St. Louis Sheriff Vernon Betts is still serving evictions in commercial cases and when residents are engaged in criminal activity. But he won’t put tenants out for nonpayment of rent.

“I’ve got landlords upset with me,” Betts said. “But if I did that, I would be held in contempt of court.”

Tenants also call, claiming they don’t have to pay rent, Betts said.

“I said, ‘I don’t know where you heard that,’” Betts said. “I didn’t say that. I said, ‘no evictions.’”

St. Louis and St. Louis County officials have set aside millions of dollars for back rent and mortgage payment assistance, for thousands of families.

But it hasn’t been enough to stem the tide.

‘A bloodbath’

Matthew Chase is an evictions lawyer in the St. Louis area, representing landlords and property managers.

Chase has filed 1,400 cases since March 15, he said. Of those, just under a third have been dismissed.

“There’s just going to be a bloodbath of people being set out all at once,” Chase said.

In normal times, Chase said, half the cases are solved through payment plan agreements between landlords and tenants.

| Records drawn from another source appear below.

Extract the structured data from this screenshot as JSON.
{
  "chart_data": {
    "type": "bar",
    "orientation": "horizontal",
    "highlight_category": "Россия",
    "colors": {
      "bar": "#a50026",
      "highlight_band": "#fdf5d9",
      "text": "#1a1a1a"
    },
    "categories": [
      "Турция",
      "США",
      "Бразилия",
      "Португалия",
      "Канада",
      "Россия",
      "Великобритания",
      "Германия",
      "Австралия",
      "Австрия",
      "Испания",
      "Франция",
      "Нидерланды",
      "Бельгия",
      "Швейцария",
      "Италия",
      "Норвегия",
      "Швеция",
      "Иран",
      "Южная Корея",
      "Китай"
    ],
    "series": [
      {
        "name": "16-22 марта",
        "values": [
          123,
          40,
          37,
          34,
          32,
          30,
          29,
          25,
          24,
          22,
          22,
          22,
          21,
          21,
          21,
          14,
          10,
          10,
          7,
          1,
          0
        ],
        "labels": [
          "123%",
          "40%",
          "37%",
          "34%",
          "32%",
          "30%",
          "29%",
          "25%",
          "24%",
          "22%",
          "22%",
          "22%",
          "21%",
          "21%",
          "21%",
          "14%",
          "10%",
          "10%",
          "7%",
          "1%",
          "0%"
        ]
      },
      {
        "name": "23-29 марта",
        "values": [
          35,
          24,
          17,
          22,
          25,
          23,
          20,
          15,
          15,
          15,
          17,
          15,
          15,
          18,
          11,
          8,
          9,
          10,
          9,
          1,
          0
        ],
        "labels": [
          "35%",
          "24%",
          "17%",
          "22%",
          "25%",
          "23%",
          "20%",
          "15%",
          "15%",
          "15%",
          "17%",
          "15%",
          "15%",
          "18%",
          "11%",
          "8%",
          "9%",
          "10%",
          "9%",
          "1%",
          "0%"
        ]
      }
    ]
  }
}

“Rarely are tenants still there on the day the sheriff comes to execute a possession order,” Chase said.

Edward O’Daniel, property manager at St. Louis Property Management, said he and his clients had worked with tenants for months to prevent putting an eviction on their records. But many tenants don’t take warnings seriously until legal paperwork arrives, he said, and landlords are reaching a breaking point.

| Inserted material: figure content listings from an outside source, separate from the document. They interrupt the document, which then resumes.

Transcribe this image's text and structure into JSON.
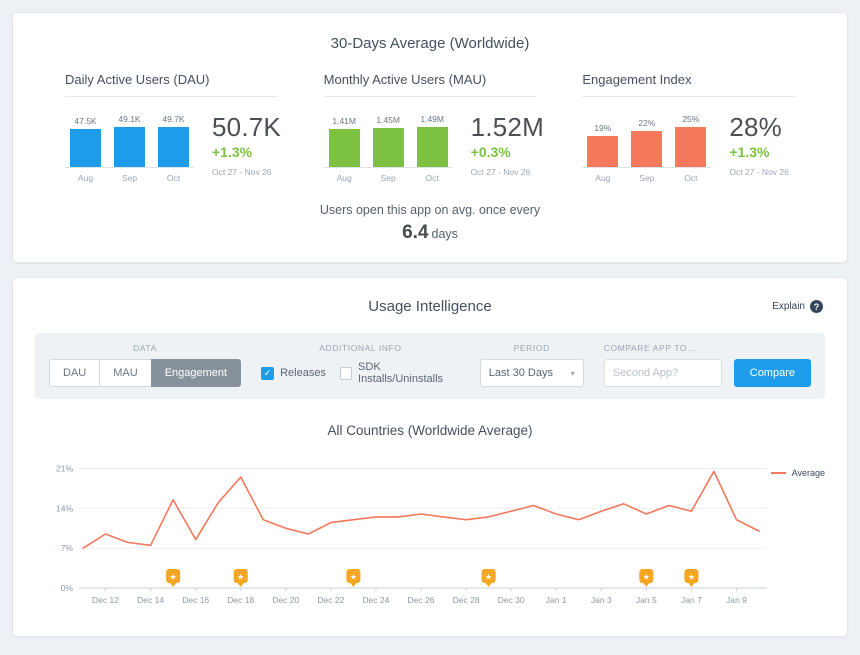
{
  "top_card": {
    "title": "30-Days Average (Worldwide)",
    "footnote_line1": "Users open this app on avg. once every",
    "footnote_value": "6.4",
    "footnote_unit": "days"
  },
  "usage": {
    "title": "Usage Intelligence",
    "explain_label": "Explain",
    "toolbar": {
      "data_label": "DATA",
      "data_buttons": [
        {
          "label": "DAU",
          "selected": false
        },
        {
          "label": "MAU",
          "selected": false
        },
        {
          "label": "Engagement",
          "selected": true
        }
      ],
      "additional_label": "ADDITIONAL INFO",
      "checkboxes": [
        {
          "label": "Releases",
          "checked": true
        },
        {
          "label": "SDK Installs/Uninstalls",
          "checked": false
        }
      ],
      "period_label": "PERIOD",
      "period_value": "Last 30 Days",
      "compare_label": "COMPARE APP TO...",
      "compare_placeholder": "Second App?",
      "compare_button_label": "Compare"
    }
  },
  "colors": {
    "dau_bar": "#1e9cea",
    "mau_bar": "#7cc142",
    "engagement_bar": "#f4785c",
    "delta_green": "#7cc142",
    "line": "#f4785c",
    "release_marker": "#f5a623",
    "compare_button": "#1e9cea"
  },
  "chart_data": [
    {
      "type": "bar",
      "title": "Daily Active Users (DAU)",
      "categories": [
        "Aug",
        "Sep",
        "Oct"
      ],
      "values": [
        47.5,
        49.1,
        49.7
      ],
      "value_labels": [
        "47.5K",
        "49.1K",
        "49.7K"
      ],
      "bar_color": "#1e9cea",
      "ylim": [
        0,
        52
      ],
      "summary_value": "50.7K",
      "summary_delta": "+1.3%",
      "summary_period": "Oct 27 - Nov 26"
    },
    {
      "type": "bar",
      "title": "Monthly Active Users (MAU)",
      "categories": [
        "Aug",
        "Sep",
        "Oct"
      ],
      "values": [
        1.41,
        1.45,
        1.49
      ],
      "value_labels": [
        "1.41M",
        "1.45M",
        "1.49M"
      ],
      "bar_color": "#7cc142",
      "ylim": [
        0,
        1.55
      ],
      "summary_value": "1.52M",
      "summary_delta": "+0.3%",
      "summary_period": "Oct 27 - Nov 26"
    },
    {
      "type": "bar",
      "title": "Engagement Index",
      "categories": [
        "Aug",
        "Sep",
        "Oct"
      ],
      "values": [
        19,
        22,
        25
      ],
      "value_labels": [
        "19%",
        "22%",
        "25%"
      ],
      "bar_color": "#f4785c",
      "ylim": [
        0,
        26
      ],
      "summary_value": "28%",
      "summary_delta": "+1.3%",
      "summary_period": "Oct 27 - Nov 26"
    },
    {
      "type": "line",
      "title": "All Countries (Worldwide Average)",
      "x": [
        "Dec 11",
        "Dec 12",
        "Dec 13",
        "Dec 14",
        "Dec 15",
        "Dec 16",
        "Dec 17",
        "Dec 18",
        "Dec 19",
        "Dec 20",
        "Dec 21",
        "Dec 22",
        "Dec 23",
        "Dec 24",
        "Dec 25",
        "Dec 26",
        "Dec 27",
        "Dec 28",
        "Dec 29",
        "Dec 30",
        "Dec 31",
        "Jan 1",
        "Jan 2",
        "Jan 3",
        "Jan 4",
        "Jan 5",
        "Jan 6",
        "Jan 7",
        "Jan 8",
        "Jan 9",
        "Jan 10"
      ],
      "series": [
        {
          "name": "Average",
          "color": "#f4785c",
          "values": [
            7,
            9.5,
            8,
            7.5,
            15.5,
            8.5,
            15,
            19.5,
            12,
            10.5,
            9.5,
            11.5,
            12,
            12.5,
            12.5,
            13,
            12.5,
            12,
            12.5,
            13.5,
            14.5,
            13,
            12,
            13.5,
            14.8,
            13,
            14.5,
            13.5,
            20.5,
            12,
            10
          ]
        }
      ],
      "ylim": [
        0,
        22.5
      ],
      "yticks": [
        {
          "v": 0,
          "label": "0%"
        },
        {
          "v": 7,
          "label": "7%"
        },
        {
          "v": 14,
          "label": "14%"
        },
        {
          "v": 21,
          "label": "21%"
        }
      ],
      "xticks": [
        "Dec 12",
        "Dec 14",
        "Dec 16",
        "Dec 18",
        "Dec 20",
        "Dec 22",
        "Dec 24",
        "Dec 26",
        "Dec 28",
        "Dec 30",
        "Jan 1",
        "Jan 3",
        "Jan 5",
        "Jan 7",
        "Jan 9"
      ],
      "release_markers": [
        "Dec 15",
        "Dec 18",
        "Dec 23",
        "Dec 29",
        "Jan 5",
        "Jan 7"
      ],
      "legend": [
        "Average"
      ],
      "legend_position": "right"
    }
  ]
}
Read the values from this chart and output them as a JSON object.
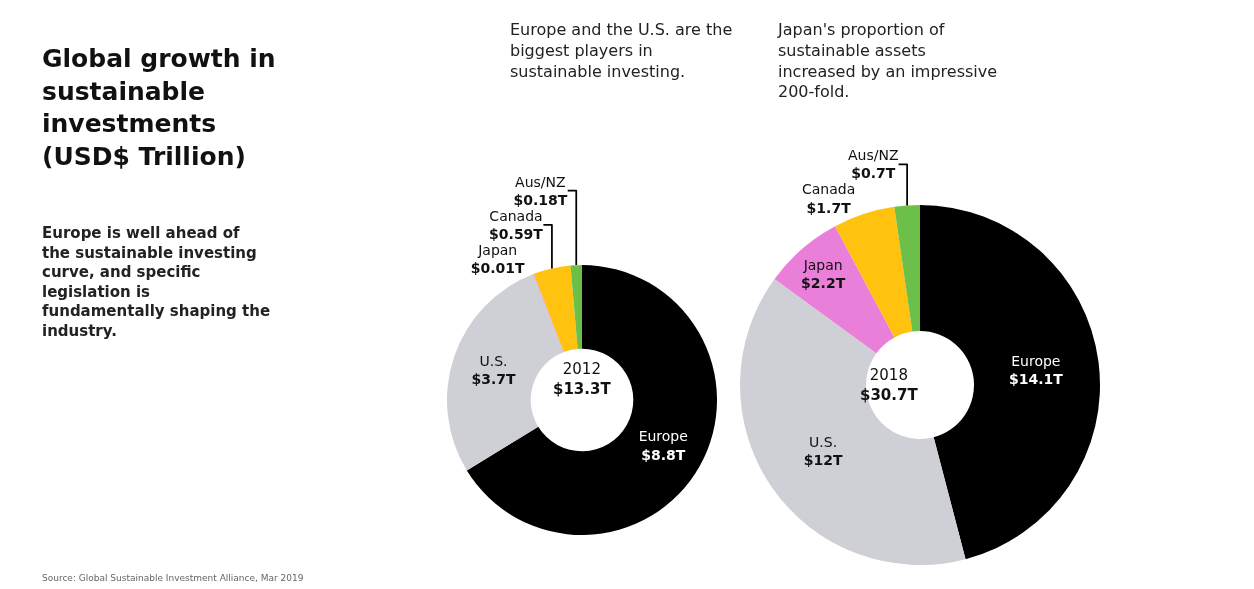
{
  "chart_data": [
    {
      "type": "other",
      "title": "Global growth in sustainable investments (USD$ Trillion)",
      "subtitle": "Europe is well ahead of the sustainable investing curve, and specific legislation is fundamentally shaping the industry.",
      "annotations": [
        "Source: Global Sustainable Investment Alliance, Mar 2019"
      ]
    },
    {
      "type": "donut",
      "title": "2012",
      "subtitle": "$13.3T",
      "annotations": [
        "Europe and the U.S. are the biggest players in sustainable investing."
      ],
      "categories": [
        "Europe",
        "U.S.",
        "Japan",
        "Canada",
        "Aus/NZ"
      ],
      "values": [
        8.8,
        3.7,
        0.01,
        0.59,
        0.18
      ],
      "value_labels": [
        "$8.8T",
        "$3.7T",
        "$0.01T",
        "$0.59T",
        "$0.18T"
      ],
      "colors": [
        "#000000",
        "#cfcfd6",
        "#e97fd8",
        "#ffc20e",
        "#6cc04a"
      ]
    },
    {
      "type": "donut",
      "title": "2018",
      "subtitle": "$30.7T",
      "annotations": [
        "Japan's proportion of sustainable assets increased by an impressive 200-fold."
      ],
      "categories": [
        "Europe",
        "U.S.",
        "Japan",
        "Canada",
        "Aus/NZ"
      ],
      "values": [
        14.1,
        12,
        2.2,
        1.7,
        0.7
      ],
      "value_labels": [
        "$14.1T",
        "$12T",
        "$2.2T",
        "$1.7T",
        "$0.7T"
      ],
      "colors": [
        "#000000",
        "#cfcfd6",
        "#e97fd8",
        "#ffc20e",
        "#6cc04a"
      ]
    }
  ]
}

“We tried to work with people,” O’Daniel said. “But we are not a payment plan service company. It’s quite a change for us to keep a separate file for everyone, with what their plan is, that they will pay so much on this date, or every Friday after that, or every third Tuesday.”

Some require multiple callbacks per week. And, sometimes, their stories change.

He is frustrated hearing about stimulus checks’ landing, without seeing a corresponding bump in rent payments.

The eviction filings, at day’s end, are just a glimpse of the bigger problem. Only so many cases go to court.

Others, such as the fight between landlord Phillip Jordan and renter Ryan Gipson, simmer, boil, and then dissipate, unresolved.

Gipson, 46, said he was laid off from his job at a construction company before he discovered his ex-coworkers had gotten COVID-19. Then he caught it himself.

At some point, he missed paying rent at his apartment in University City — and suddenly found his electricity disconnected.

Jordan, a retired aircraft mechanic at Boeing, said Gipson had paid only three months of a year lease, then stopped paying rent. Worse, Jordan said, Gipson told Jordan that he knew he couldn’t get kicked out.

So when Jordan had to replace circuit breaker boxes, he didn’t rush to hook Gipson back up.

Now both are out: Jordan, the money. Gipson, a home.

It was a tough year, Gipson said.

“People lost cars. People lost rental properties. People lost homes,” he said. “People lost family members.”

“Everyone I know,” he said, “took a loss in 2020.”